Wpis z mikrobloga

@kusynocturno: Jakiś dziwny jestes. Ja bym przesunał, poszedł dalej, i po 10 sekundach zapomniał.

(Mysle że zrobienie zdjecia i wstawienie posta na wykopie jest czynnością bardziej czasochłonną niż akcja powyżej)
  • Odpowiedz
@kusynocturno: coraz częściej odnoszę wrażenie, że do wynajmowania tych hulajnóg trzeba przesyłać do weryfikacji orzeczenie od odpowiedniego lekarza o rodzaju schorzenia umysłowego
  • Odpowiedz
@kusynocturno z tym jest właśnie problem u osób korzystających z ogólnodostępnych hulajnóg elektrycznych - zostawi byle gdzie i resztę ma w doopie.

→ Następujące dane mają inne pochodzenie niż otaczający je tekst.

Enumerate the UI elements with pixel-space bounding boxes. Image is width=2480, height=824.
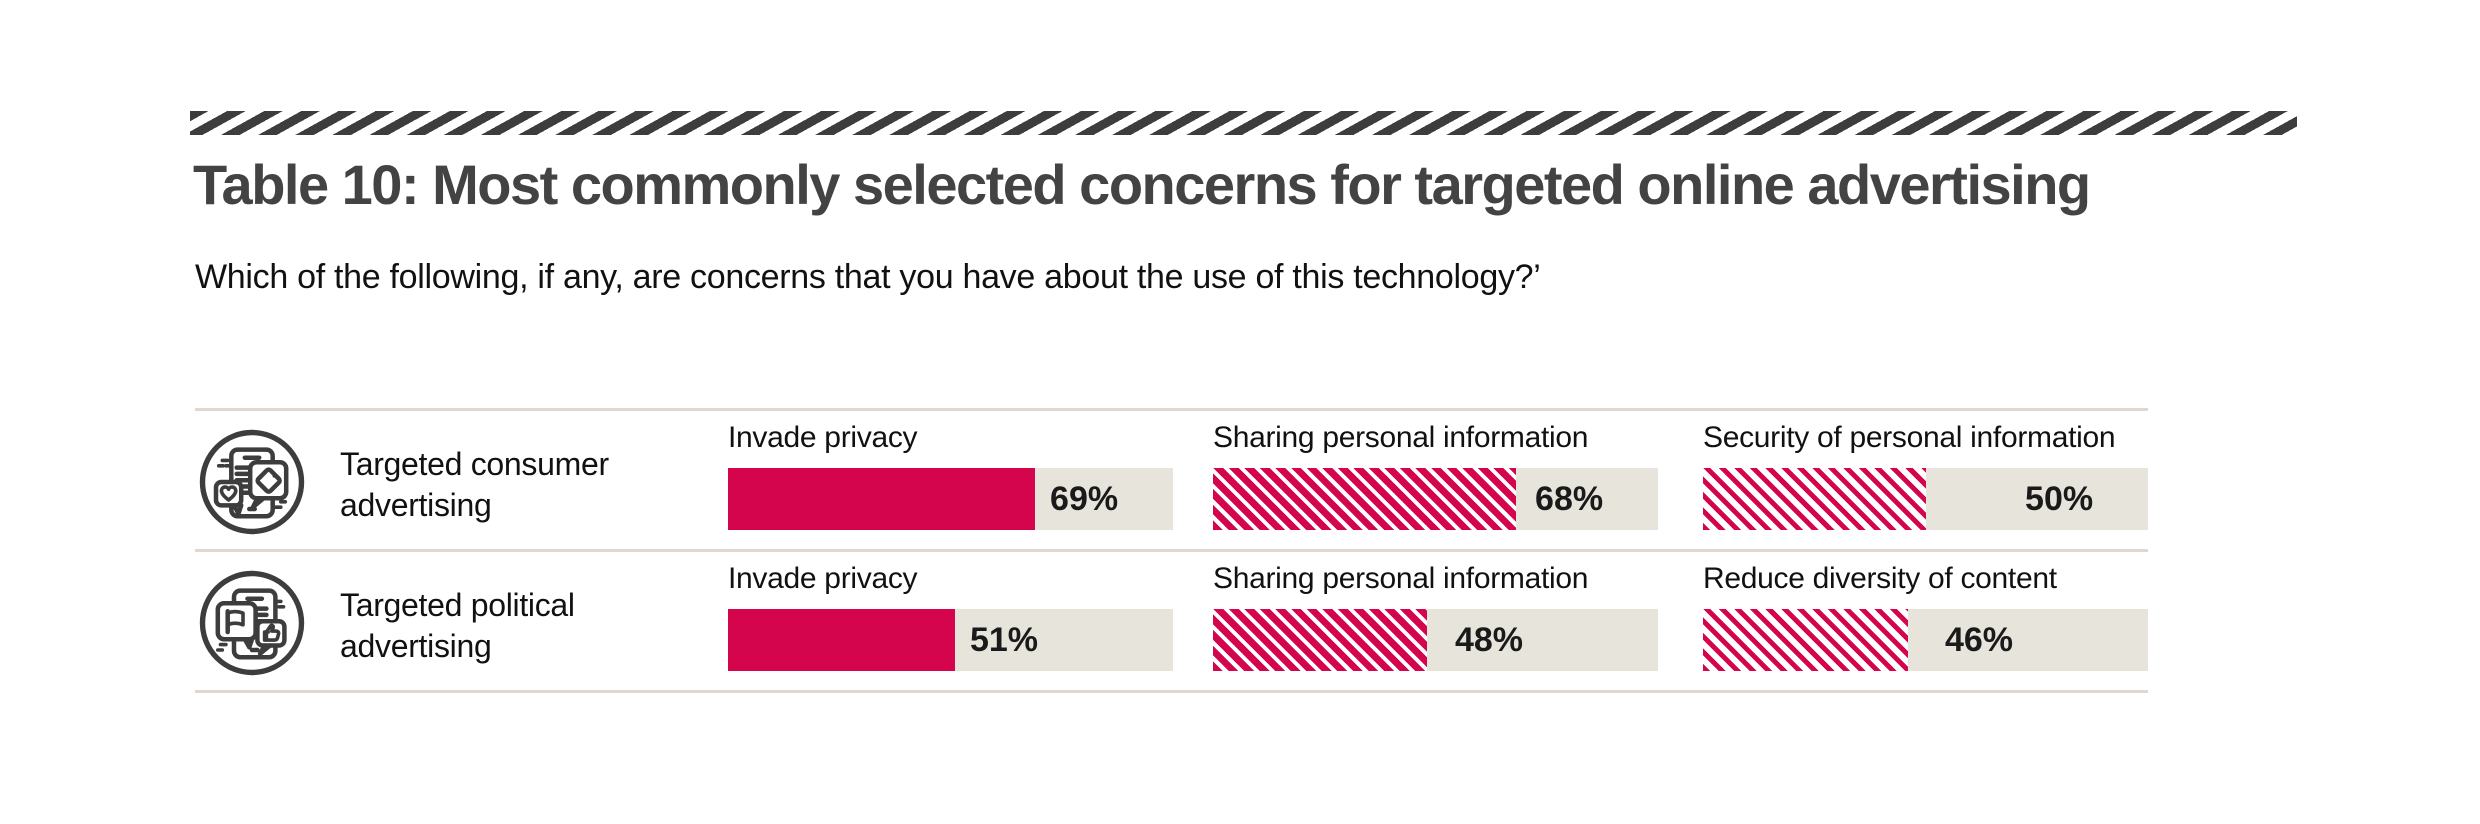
bar-fill xyxy=(1703,468,1926,530)
consumer-advertising-icon xyxy=(198,428,306,536)
bar-value: 46% xyxy=(1944,621,2013,659)
bar-fill xyxy=(728,468,1036,530)
concerns-table: Targeted consumer advertising Invade pri… xyxy=(195,408,2148,693)
hatched-divider xyxy=(190,111,2297,135)
bar-label: Invade privacy xyxy=(728,421,918,454)
bar-label: Security of personal information xyxy=(1703,421,2116,454)
bar-column: Sharing personal information 48% xyxy=(1213,552,1658,690)
bar-track: 50% xyxy=(1703,468,2148,530)
bar-track: 51% xyxy=(728,609,1173,671)
bar-track: 46% xyxy=(1703,609,2148,671)
bar-columns: Invade privacy 69% Sharing personal info… xyxy=(728,411,2148,549)
bar-value: 48% xyxy=(1454,621,1523,659)
table-row: Targeted consumer advertising Invade pri… xyxy=(195,408,2148,549)
bar-value: 50% xyxy=(2025,480,2094,518)
bar-column: Invade privacy 69% xyxy=(728,411,1173,549)
bar-value: 68% xyxy=(1535,480,1604,518)
bar-label: Sharing personal information xyxy=(1213,421,1589,454)
bar-track: 69% xyxy=(728,468,1173,530)
bar-track: 48% xyxy=(1213,609,1658,671)
table-row: Targeted political advertising Invade pr… xyxy=(195,549,2148,690)
political-advertising-icon xyxy=(198,569,306,677)
figure-title: Table 10: Most commonly selected concern… xyxy=(193,153,2091,216)
bar-column: Security of personal information 50% xyxy=(1703,411,2148,549)
bar-column: Invade privacy 51% xyxy=(728,552,1173,690)
survey-question: Which of the following, if any, are conc… xyxy=(195,258,1541,296)
bar-value: 51% xyxy=(969,621,1038,659)
bar-label: Reduce diversity of content xyxy=(1703,562,2057,595)
bar-fill xyxy=(1213,609,1427,671)
row-label: Targeted political advertising xyxy=(340,587,575,664)
bar-value: 69% xyxy=(1050,480,1119,518)
bar-label: Sharing personal information xyxy=(1213,562,1589,595)
bar-fill xyxy=(1703,609,1908,671)
bar-column: Sharing personal information 68% xyxy=(1213,411,1658,549)
bar-fill xyxy=(728,609,955,671)
bar-fill xyxy=(1213,468,1516,530)
bar-columns: Invade privacy 51% Sharing personal info… xyxy=(728,552,2148,690)
bar-column: Reduce diversity of content 46% xyxy=(1703,552,2148,690)
bar-label: Invade privacy xyxy=(728,562,918,595)
bar-track: 68% xyxy=(1213,468,1658,530)
row-label: Targeted consumer advertising xyxy=(340,446,609,523)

Równie dobrze mógłbym zostawić samochód na środku skrzyżowania. Za to powinny być jakieś kary.
  • Odpowiedz
@kusynocturno: pokolenie sharingu, nie mój problem, ktoś to sprzątanie, jak małe przedszkolaki, wezmą zabawkę i nie odłożą na miejsce

przyszły ostatnio do naszej firmy takie wypierdki studenciaki, tym samym wzorem nie potrafią po sobie zgasić światła, spuścić wody w toalecie, umyć jedynego noża po użyciu w socjalnym i pakując swoje jedzenie postawią każdą mała pojedynczą rzecz obok sobie zawalając całą półkę, zamiast położyć jedno na drugim
  • Odpowiedz
@kusynocturno: parę dni temu widziałem rowerzystę który na chodniku zaczepił i przewrócił się o taką hulajnogę. Wstał, sporym zamachem po kolei wyrzucił wszystkie trzy w wysoką trawę na poboczu (stały 3 sztuki) i pojechał dalej. Więc jeśli znajdujecie hulajnogi w dziwnych miejscach, to być może właśnie przez takich wkurzonych użytkowników chodników ( ʖ̯)
  • Odpowiedz
Więc jeśli znajdujecie hulajnogi w dziwnych miejscach, to być może właśnie przez takich wkurzonych użytkowników chodników


@Wielki_Atraktor: raczej przez debili, którzy nie potrafią ich odstawić w sensownym miejscu. W sumie dziwię się, że operatorzy tych systemów nie nakładają kar za coś takiego, przecież odstawiając hulajnogę trzeba jej zrobić zdjęcie.